A Labor government would halve the capital gains tax discount and limit negative gearing to those investing in new properties while grandfathering existing arrangements.
"Labor's housing affordability policies have been specifically designed to stimulate new housing supply," Mr Bowen argued in a statement.
Mr Reardon said the modelling shows while raising the capital gains tax would deliver a $500 million revenue gain for the federal government, it would be dwarfed by stamp duty tax losses to the states in excess of $1 billion per year.
"Increasing the tax on housing will result in less investment in housing, fewer houses being built and inevitably a worsening of the affordability challenge," Mr Reardon said.

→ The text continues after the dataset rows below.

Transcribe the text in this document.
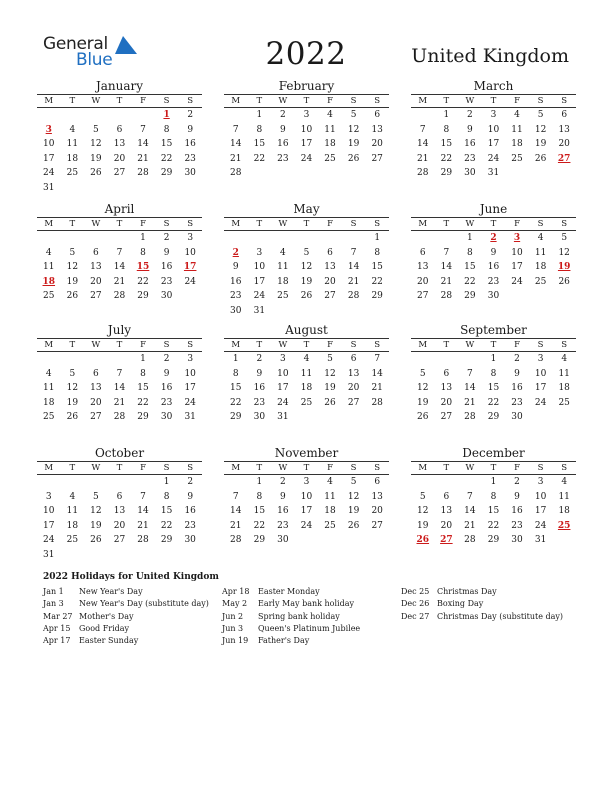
General
Blue	2022	United Kingdom
January
M	T	W	T	F	S	S
					1	2
3	4	5	6	7	8	9
10	11	12	13	14	15	16
17	18	19	20	21	22	23
24	25	26	27	28	29	30
31						
February
M	T	W	T	F	S	S
	1	2	3	4	5	6
7	8	9	10	11	12	13
14	15	16	17	18	19	20
21	22	23	24	25	26	27
28						

March
M	T	W	T	F	S	S
	1	2	3	4	5	6
7	8	9	10	11	12	13
14	15	16	17	18	19	20
21	22	23	24	25	26	27
28	29	30	31			

April
M	T	W	T	F	S	S
				1	2	3
4	5	6	7	8	9	10
11	12	13	14	15	16	17
18	19	20	21	22	23	24
25	26	27	28	29	30	

May
M	T	W	T	F	S	S
						1
2	3	4	5	6	7	8
9	10	11	12	13	14	15
16	17	18	19	20	21	22
23	24	25	26	27	28	29
30	31					
June
M	T	W	T	F	S	S
		1	2	3	4	5
6	7	8	9	10	11	12
13	14	15	16	17	18	19
20	21	22	23	24	25	26
27	28	29	30			

July
M	T	W	T	F	S	S
				1	2	3
4	5	6	7	8	9	10
11	12	13	14	15	16	17
18	19	20	21	22	23	24
25	26	27	28	29	30	31

August
M	T	W	T	F	S	S
1	2	3	4	5	6	7
8	9	10	11	12	13	14
15	16	17	18	19	20	21
22	23	24	25	26	27	28
29	30	31				

September
M	T	W	T	F	S	S
			1	2	3	4
5	6	7	8	9	10	11
12	13	14	15	16	17	18
19	20	21	22	23	24	25
26	27	28	29	30		

October
M	T	W	T	F	S	S
					1	2
3	4	5	6	7	8	9
10	11	12	13	14	15	16
17	18	19	20	21	22	23
24	25	26	27	28	29	30
31						
November
M	T	W	T	F	S	S
	1	2	3	4	5	6
7	8	9	10	11	12	13
14	15	16	17	18	19	20
21	22	23	24	25	26	27
28	29	30				

December
M	T	W	T	F	S	S
			1	2	3	4
5	6	7	8	9	10	11
12	13	14	15	16	17	18
19	20	21	22	23	24	25
26	27	28	29	30	31	

2022 Holidays for United Kingdom
Jan 1 New Year's Day
Jan 3 New Year's Day (substitute day)
Mar 27 Mother's Day
Apr 15 Good Friday
Apr 17 Easter Sunday
Apr 18 Easter Monday
May 2 Early May bank holiday
Jun 2 Spring bank holiday
Jun 3 Queen's Platinum Jubilee
Jun 19 Father's Day
Dec 25 Christmas Day
Dec 26 Boxing Day
Dec 27 Christmas Day (substitute day)
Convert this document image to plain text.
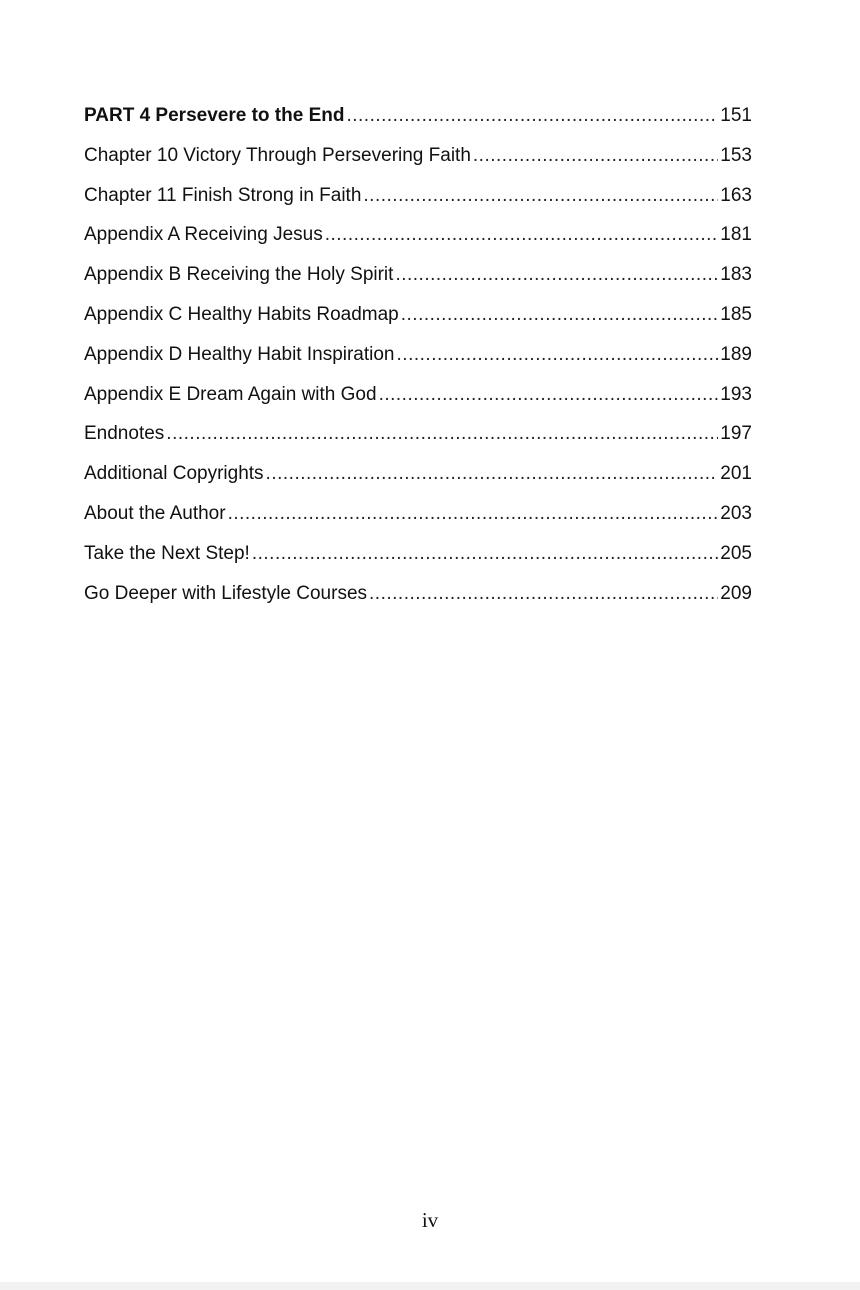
PART 4 Persevere to the End .....	151
Chapter 10 Victory Through Persevering Faith .....	153
Chapter 11 Finish Strong in Faith .....	163
Appendix A Receiving Jesus .....	181
Appendix B Receiving the Holy Spirit .....	183
Appendix C Healthy Habits Roadmap .....	185
Appendix D Healthy Habit Inspiration .....	189
Appendix E Dream Again with God .....	193
Endnotes .....	197
Additional Copyrights .....	201
About the Author .....	203
Take the Next Step! .....	205
Go Deeper with Lifestyle Courses .....	209
iv
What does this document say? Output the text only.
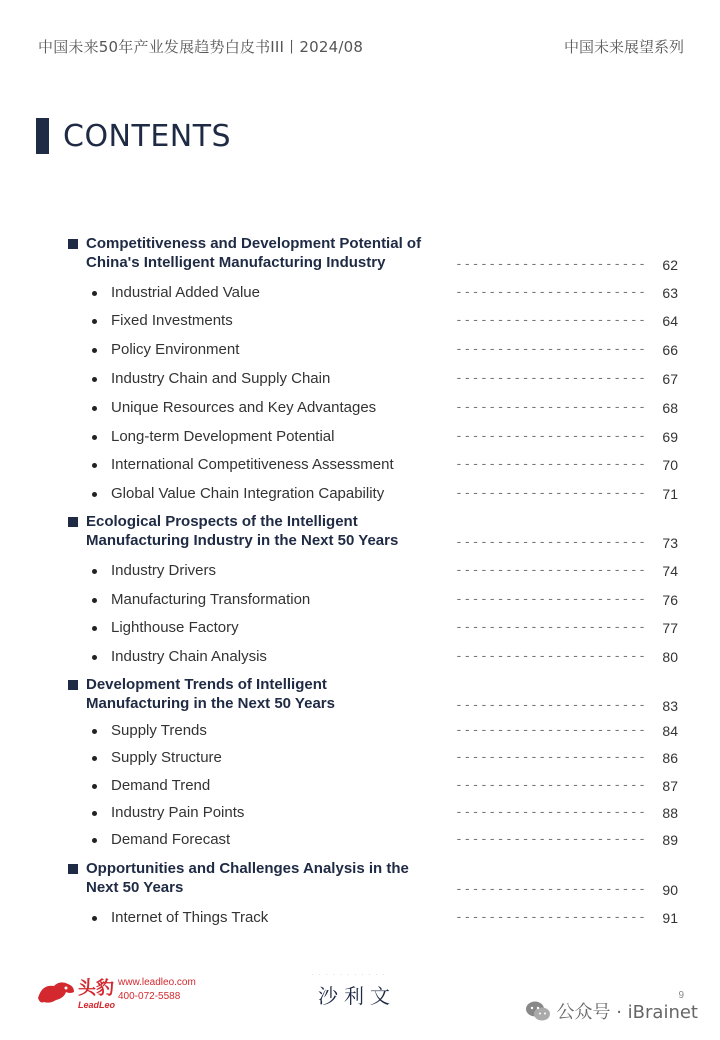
中国未来50年产业发展趋势白皮书III丨2024/08	中国未来展望系列
CONTENTS
Competitiveness and Development Potential of
China's Intelligent Manufacturing Industry	-----------------------	62
Industrial Added Value	-----------------------	63
Fixed Investments	-----------------------	64
Policy Environment	-----------------------	66
Industry Chain and Supply Chain	-----------------------	67
Unique Resources and Key Advantages	-----------------------	68
Long-term Development Potential	-----------------------	69
International Competitiveness Assessment	-----------------------	70
Global Value Chain Integration Capability	-----------------------	71
Ecological Prospects of the Intelligent
Manufacturing Industry in the Next 50 Years	-----------------------	73
Industry Drivers	-----------------------	74
Manufacturing Transformation	-----------------------	76
Lighthouse Factory	-----------------------	77
Industry Chain Analysis	-----------------------	80
Development Trends of Intelligent
Manufacturing in the Next 50 Years	-----------------------	83
Supply Trends	-----------------------	84
Supply Structure	-----------------------	86
Demand Trend	-----------------------	87
Industry Pain Points	-----------------------	88
Demand Forecast	-----------------------	89
Opportunities and Challenges Analysis in the
Next 50 Years	-----------------------	90
Internet of Things Track	-----------------------	91
头豹
LeadLeo
www.leadleo.com
400-072-5588
· · · · · · · · · · ·
沙利文	9
公众号 · iBrainet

He said the Reserve Bank, the Productivity Commission and federal and state treasurers have all identified the constraints on the supply of housing as an underlying cause of the housing affordability challenge.
But Mr Bowen says the association is at odds with an ever-increasing list of organisations and individuals calling for negative gearing and capital gains tax reforms.
These include the International Monetary Fund, the Organisation for International Cooperation and Development, the Grattan Institute, ACOSS, the Committee for Economic Development in Australia, the Australian Institute of Company Directors and the government's own financial system inquiry.
"Even the Property Council of Australia has a policy position in favour of cutting the capital gains tax discount from 50 to 40 per cent," he said.